Work horse meetings. Stakeholder meetings. Super stakeholder meetings. Drafting committees. Orchestrated hearings with choreographed witnesses. White House summits and regional forums. Healthcare house meetings. On and on and on -- the suffering marches on while the insurance industry marches confidently to the front of the pack, ever sure of their position, ever sure of their outcome.
So who will pay for the insurance industry to beef up its profits? The same Americans writing for help and dying while waiting. And who will fund the bureaucracy set up to record the insurance mandates and the enforcement of the mandates and the collection of the mandate fines and the agencies set up to manage the flow of business to the insurance industry? You get the picture. We the people -- the Americans writing for help from their leaders.

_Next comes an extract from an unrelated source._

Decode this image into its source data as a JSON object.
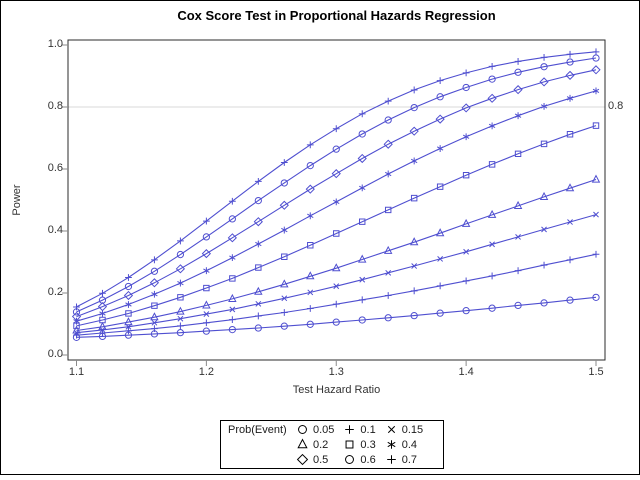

"Help me or I will die." And the Congress keeps forgetting it is the one place where the people writing the letters are supposed to have a say in what the answers will be this democracy. The people's house of government. So we keep writing.
Now I read that some want this public plan option you're selling to us to really be just another way to buy into a private insurance pool. The "public option" as they'll try to sell it will not really be a national plan like Medicare but an employee pool for purchasing for-profit insurance plans. This Congress is inching ever closer to simply handing total control of our healthcare system over to the insurance industry. The want to manage us into thinking they give a damn.
"Help me or I will die."
So, when the next round of Congressional elections rolls around in just a little more than a year, their campaign coffers will burst with funds sent to them by the folks who will profit wildly from an health insurance industry forced government mandate that Americans buy private, for-profit health insurance. Full circle... we, the people, will have funded with the mandated premiums the re-election of those who sold us down the river and tried to tell us it was healthcare reform. Do you suppose the Republicans will love pointing out this bail out of the private insurance industry?
"Help me or I will die." It's not too late for Congress to respond with real reform, real fiscal responsibility, real honor and real courage. In fact, to respond to these pleas by simply entrenching corporate profits at the people's expense, could mean that in just a few months it may be too late for you in the ballot boxes of this nation as the plans do nothing to stem the flow of letters on Rep. Massa's desk.
Help us. Help us. Help us. We're going to keep writing and calling and voting until you do.